Whether disallowing input tax raised a legitimate assessment for demand for additional corporation tax

We note that the TAT did not directly address this question, probably because it was rendered moot based on the above.

Putting it into Perspective

The ruling comes as a great relief to taxpayers who are falling prey to the aggressive tax collection policy being pursued by the KRA in an effort to meet its collection targets. It provides comfort to tax payers as they will not be burdened by excessive demands by the KRA in responding to tax assessments. In addition, taxpayers who act in good faith should now have more certainty regarding their tax obligations and operate their businesses without fear of reprisal by KRA, provided that they maintain adequate documentation to support their transactions. Consequently, this should be able to contribute to the speedy processing of VAT refunds and remove any unnecessary delays occasioned by superfluous documentation demands.

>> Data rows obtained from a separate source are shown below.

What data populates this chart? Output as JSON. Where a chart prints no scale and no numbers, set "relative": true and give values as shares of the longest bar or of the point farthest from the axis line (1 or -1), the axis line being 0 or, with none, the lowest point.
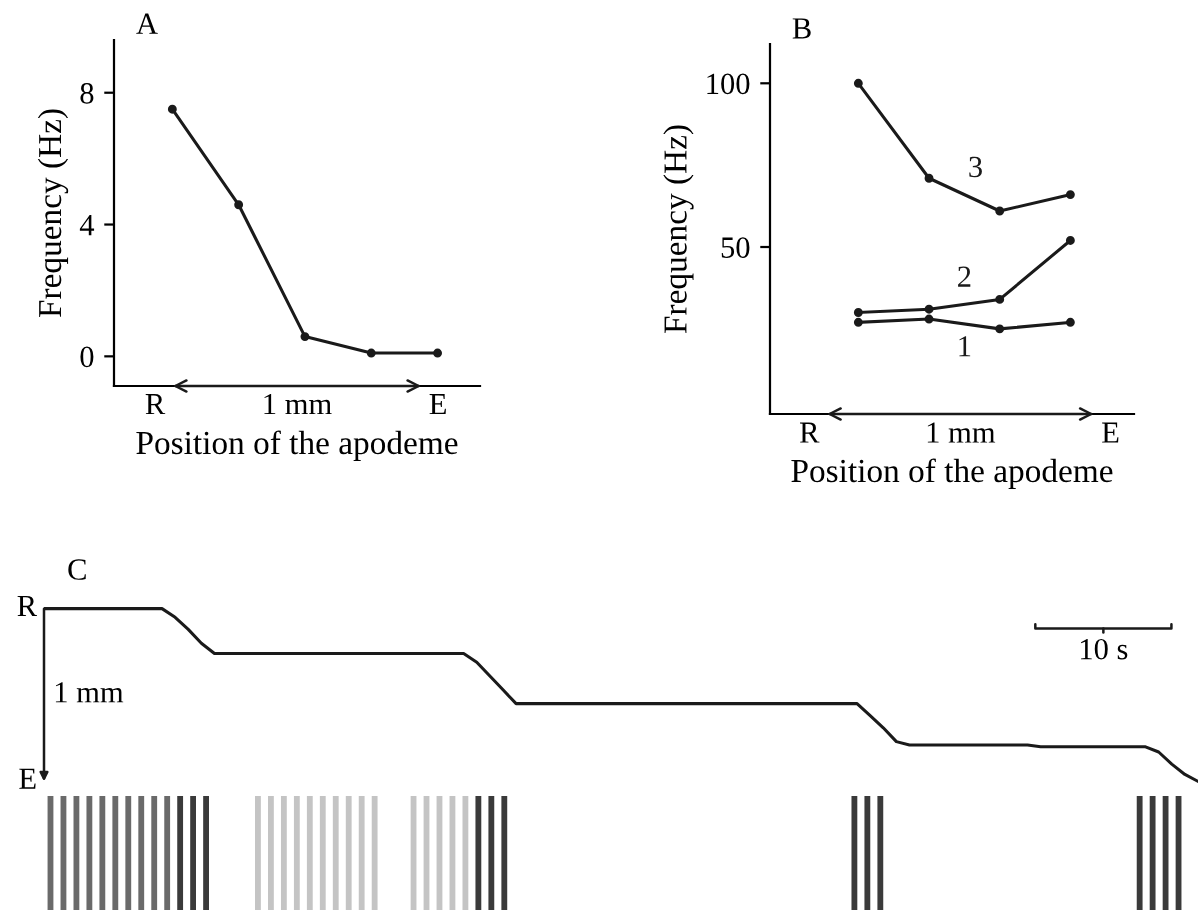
{
  "chart_data": [
    {
      "type": "line",
      "title": "A",
      "xlabel": "Position of the apodeme",
      "ylabel": "Frequency (Hz)",
      "categories": [
        null,
        null,
        null,
        null,
        null
      ],
      "series": [
        {
          "color": "#1a1a1a",
          "values": [
            7.5,
            4.6,
            0.6,
            0.1,
            0.1
          ]
        }
      ],
      "ylim": [
        -0.9,
        9.6
      ],
      "yticks": [
        0,
        4,
        8
      ],
      "annotations": [
        "R",
        "1 mm",
        "E"
      ],
      "grid": false,
      "legend": false,
      "marker": "circle"
    },
    {
      "type": "line",
      "title": "B",
      "xlabel": "Position of the apodeme",
      "ylabel": "Frequency (Hz)",
      "categories": [
        null,
        null,
        null,
        null
      ],
      "series": [
        {
          "name": "1",
          "color": "#1a1a1a",
          "values": [
            27,
            28,
            25,
            27
          ]
        },
        {
          "name": "2",
          "color": "#1a1a1a",
          "values": [
            30,
            31,
            34,
            52
          ]
        },
        {
          "name": "3",
          "color": "#1a1a1a",
          "values": [
            100,
            71,
            61,
            66
          ]
        }
      ],
      "ylim": [
        -1,
        112
      ],
      "yticks": [
        50,
        100
      ],
      "annotations": [
        "R",
        "1 mm",
        "E"
      ],
      "grid": false,
      "legend": false,
      "marker": "circle"
    },
    {
      "type": "line",
      "title": "C",
      "relative": true,
      "categories": [
        null,
        null,
        null,
        null,
        null,
        null,
        null,
        null,
        null,
        null,
        null,
        null,
        null,
        null,
        null,
        null,
        null,
        null,
        null,
        null,
        null,
        null,
        null,
        null,
        null,
        null,
        null,
        null,
        null,
        null,
        null,
        null,
        null,
        null,
        null,
        null,
        null,
        null,
        null,
        null,
        null,
        null,
        null,
        null,
        null,
        null,
        null,
        null,
        null,
        null,
        null,
        null,
        null,
        null,
        null,
        null,
        null,
        null,
        null,
        null,
        null,
        null,
        null,
        null,
        null,
        null,
        null,
        null,
        null,
        null,
        null,
        null,
        null,
        null,
        null,
        null,
        null,
        null,
        null,
        null,
        null,
        null,
        null,
        null,
        null,
        null,
        null,
        null,
        null
      ],
      "series": [
        {
          "color": "#1a1a1a",
          "values": [
            1,
            1,
            1,
            1,
            1,
            1,
            1,
            1,
            1,
            1,
            0.95,
            0.88,
            0.8,
            0.74,
            0.74,
            0.74,
            0.74,
            0.74,
            0.74,
            0.74,
            0.74,
            0.74,
            0.74,
            0.74,
            0.74,
            0.74,
            0.74,
            0.74,
            0.74,
            0.74,
            0.74,
            0.74,
            0.74,
            0.69,
            0.61,
            0.53,
            0.45,
            0.45,
            0.45,
            0.45,
            0.45,
            0.45,
            0.45,
            0.45,
            0.45,
            0.45,
            0.45,
            0.45,
            0.45,
            0.45,
            0.45,
            0.45,
            0.45,
            0.45,
            0.45,
            0.45,
            0.45,
            0.45,
            0.45,
            0.45,
            0.45,
            0.45,
            0.45,
            0.38,
            0.31,
            0.23,
            0.21,
            0.21,
            0.21,
            0.21,
            0.21,
            0.21,
            0.21,
            0.21,
            0.21,
            0.21,
            0.2,
            0.2,
            0.2,
            0.2,
            0.2,
            0.2,
            0.2,
            0.2,
            0.2,
            0.17,
            0.1,
            0.04,
            0
          ]
        }
      ],
      "annotations": [
        "R",
        "1 mm",
        "E",
        "10 s"
      ],
      "grid": false,
      "legend": false,
      "marker": "none"
    },
    {
      "type": "bar",
      "relative": true,
      "categories": [
        null,
        null,
        null,
        null,
        null,
        null,
        null,
        null,
        null,
        null,
        null,
        null,
        null,
        null,
        null,
        null,
        null,
        null,
        null,
        null,
        null,
        null,
        null,
        null,
        null,
        null,
        null,
        null,
        null,
        null,
        null,
        null,
        null,
        null,
        null,
        null,
        null,
        null,
        null,
        null,
        null,
        null,
        null,
        null,
        null,
        null,
        null,
        null,
        null,
        null,
        null,
        null,
        null,
        null,
        null,
        null,
        null,
        null,
        null,
        null,
        null,
        null,
        null,
        null,
        null,
        null,
        null,
        null,
        null,
        null,
        null,
        null,
        null,
        null,
        null,
        null,
        null,
        null,
        null,
        null,
        null,
        null,
        null,
        null,
        null,
        null,
        null,
        null,
        null
      ],
      "values": [
        1,
        1,
        1,
        1,
        1,
        1,
        1,
        1,
        1,
        1,
        1,
        1,
        1,
        0,
        0,
        0,
        1,
        1,
        1,
        1,
        1,
        1,
        1,
        1,
        1,
        1,
        0,
        0,
        1,
        1,
        1,
        1,
        1,
        1,
        1,
        1,
        0,
        0,
        0,
        0,
        0,
        0,
        0,
        0,
        0,
        0,
        0,
        0,
        0,
        0,
        0,
        0,
        0,
        0,
        0,
        0,
        0,
        0,
        0,
        0,
        0,
        0,
        1,
        1,
        1,
        0,
        0,
        0,
        0,
        0,
        0,
        0,
        0,
        0,
        0,
        0,
        0,
        0,
        0,
        0,
        0,
        0,
        0,
        0,
        1,
        1,
        1,
        1,
        0
      ],
      "colors": [
        "#6a6a6a",
        "#6a6a6a",
        "#6a6a6a",
        "#6a6a6a",
        "#6a6a6a",
        "#6a6a6a",
        "#6a6a6a",
        "#6a6a6a",
        "#6a6a6a",
        "#6a6a6a",
        "#3a3a3a",
        "#3a3a3a",
        "#3a3a3a",
        "#ffffff",
        "#ffffff",
        "#ffffff",
        "#c4c4c4",
        "#c4c4c4",
        "#c4c4c4",
        "#c4c4c4",
        "#c4c4c4",
        "#c4c4c4",
        "#c4c4c4",
        "#c4c4c4",
        "#c4c4c4",
        "#c4c4c4",
        "#ffffff",
        "#ffffff",
        "#c4c4c4",
        "#c4c4c4",
        "#c4c4c4",
        "#c4c4c4",
        "#c4c4c4",
        "#3a3a3a",
        "#3a3a3a",
        "#3a3a3a",
        "#ffffff",
        "#ffffff",
        "#ffffff",
        "#ffffff",
        "#ffffff",
        "#ffffff",
        "#ffffff",
        "#ffffff",
        "#ffffff",
        "#ffffff",
        "#ffffff",
        "#ffffff",
        "#ffffff",
        "#ffffff",
        "#ffffff",
        "#ffffff",
        "#ffffff",
        "#ffffff",
        "#ffffff",
        "#ffffff",
        "#ffffff",
        "#ffffff",
        "#ffffff",
        "#ffffff",
        "#ffffff",
        "#ffffff",
        "#3a3a3a",
        "#3a3a3a",
        "#3a3a3a",
        "#ffffff",
        "#ffffff",
        "#ffffff",
        "#ffffff",
        "#ffffff",
        "#ffffff",
        "#ffffff",
        "#ffffff",
        "#ffffff",
        "#ffffff",
        "#ffffff",
        "#ffffff",
        "#ffffff",
        "#ffffff",
        "#ffffff",
        "#ffffff",
        "#ffffff",
        "#ffffff",
        "#ffffff",
        "#3a3a3a",
        "#3a3a3a",
        "#3a3a3a",
        "#3a3a3a",
        "#ffffff"
      ],
      "grid": false,
      "legend": false
    }
  ]
}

The KRA is currently pursuing taxpayers using the Value Added Automated system. Their approach has been one of pursuing claimants of input tax rather than the suppliers who are under the law responsible for charging, accounting and paying the tax. This judgement, in our view, goes a long way to show that KRA’s approach is fundamentally wrong both in terms of fairness to taxpayers and in KRA’s interpretation of VAT law. The burden of proof as to the actions of the supplier cannot rest with the recipient of the supplies and this judgement reaffirms that.

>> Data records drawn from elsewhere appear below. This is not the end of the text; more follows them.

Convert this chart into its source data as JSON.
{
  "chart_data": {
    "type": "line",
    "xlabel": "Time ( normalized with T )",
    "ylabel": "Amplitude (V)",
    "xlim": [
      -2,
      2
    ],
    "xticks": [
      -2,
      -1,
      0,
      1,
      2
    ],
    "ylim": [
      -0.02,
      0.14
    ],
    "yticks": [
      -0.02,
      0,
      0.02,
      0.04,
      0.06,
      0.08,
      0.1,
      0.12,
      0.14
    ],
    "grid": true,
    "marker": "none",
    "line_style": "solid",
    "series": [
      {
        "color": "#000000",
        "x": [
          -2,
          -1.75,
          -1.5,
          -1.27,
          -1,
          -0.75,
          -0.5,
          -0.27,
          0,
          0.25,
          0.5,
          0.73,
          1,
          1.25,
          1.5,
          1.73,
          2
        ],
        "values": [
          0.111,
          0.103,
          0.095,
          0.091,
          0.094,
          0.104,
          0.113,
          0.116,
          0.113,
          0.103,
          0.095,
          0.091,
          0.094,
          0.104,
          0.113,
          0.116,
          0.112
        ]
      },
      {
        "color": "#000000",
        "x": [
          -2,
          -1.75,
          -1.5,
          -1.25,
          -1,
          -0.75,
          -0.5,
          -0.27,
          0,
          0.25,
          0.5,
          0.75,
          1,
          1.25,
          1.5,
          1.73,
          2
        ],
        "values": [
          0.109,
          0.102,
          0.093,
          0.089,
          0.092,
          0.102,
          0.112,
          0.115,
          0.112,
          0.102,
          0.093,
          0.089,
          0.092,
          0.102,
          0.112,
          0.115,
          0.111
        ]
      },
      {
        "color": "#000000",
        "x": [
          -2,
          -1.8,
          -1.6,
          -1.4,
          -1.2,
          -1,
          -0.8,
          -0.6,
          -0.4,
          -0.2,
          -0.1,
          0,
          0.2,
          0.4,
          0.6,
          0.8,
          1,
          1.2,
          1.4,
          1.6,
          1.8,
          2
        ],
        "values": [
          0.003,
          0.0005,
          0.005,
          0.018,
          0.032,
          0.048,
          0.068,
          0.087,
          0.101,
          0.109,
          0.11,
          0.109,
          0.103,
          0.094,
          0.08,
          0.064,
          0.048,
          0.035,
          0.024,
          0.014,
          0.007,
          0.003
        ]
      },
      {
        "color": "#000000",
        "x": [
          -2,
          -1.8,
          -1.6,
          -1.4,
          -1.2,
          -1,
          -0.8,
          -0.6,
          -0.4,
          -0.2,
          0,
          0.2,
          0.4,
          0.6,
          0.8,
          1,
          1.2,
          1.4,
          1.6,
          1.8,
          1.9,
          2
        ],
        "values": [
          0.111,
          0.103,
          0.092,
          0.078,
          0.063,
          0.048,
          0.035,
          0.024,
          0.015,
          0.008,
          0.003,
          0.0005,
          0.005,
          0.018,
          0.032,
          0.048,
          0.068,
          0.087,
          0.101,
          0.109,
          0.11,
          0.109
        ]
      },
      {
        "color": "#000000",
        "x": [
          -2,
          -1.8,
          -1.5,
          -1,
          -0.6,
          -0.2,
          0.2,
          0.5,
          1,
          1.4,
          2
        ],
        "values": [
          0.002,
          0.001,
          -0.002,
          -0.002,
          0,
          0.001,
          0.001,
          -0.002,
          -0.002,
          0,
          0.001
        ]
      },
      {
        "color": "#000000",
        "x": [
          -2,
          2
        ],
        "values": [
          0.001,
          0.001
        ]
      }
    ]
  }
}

The KRA has indicated their intention to appeal the TAT ruling on the following grounds:

  • THAT the Tribunal erred in fact and in law in failing to appreciate that the dispute before it was based on Section 59 of the Tax Procedures Act, which expressly gives power to the KRA to request the production of records and additional information which can fully satisfy the KRA where it is of the view that the information given is insufficient.
  • THAT the Tribunal failed to appreciate and/or give due regard to the provisions of Section 43 of the VAT Act 2013 applicable to the dispute which requires the taxpayer to keep transactional records for a period of five years.
  • THAT the Tribunal erred in both law and fact in failing to take into account and/ or disregarding evidence adduced by the witness of the KRA that the taxpayer allegedly procured steel worth KES. 4,821,085,712 on cash basis and the cash books were not available for perusal.
  • THAT the Tribunal erred in both law and fact in holding that a stamp on an invoice is sufficient evidence of a transaction.
  • THAT the Tribunal erred in fact by failing to appreciate that in this case there was VAT loss because there was no exchange of goods or services in respect of which VAT input was claimed by the taxpayer.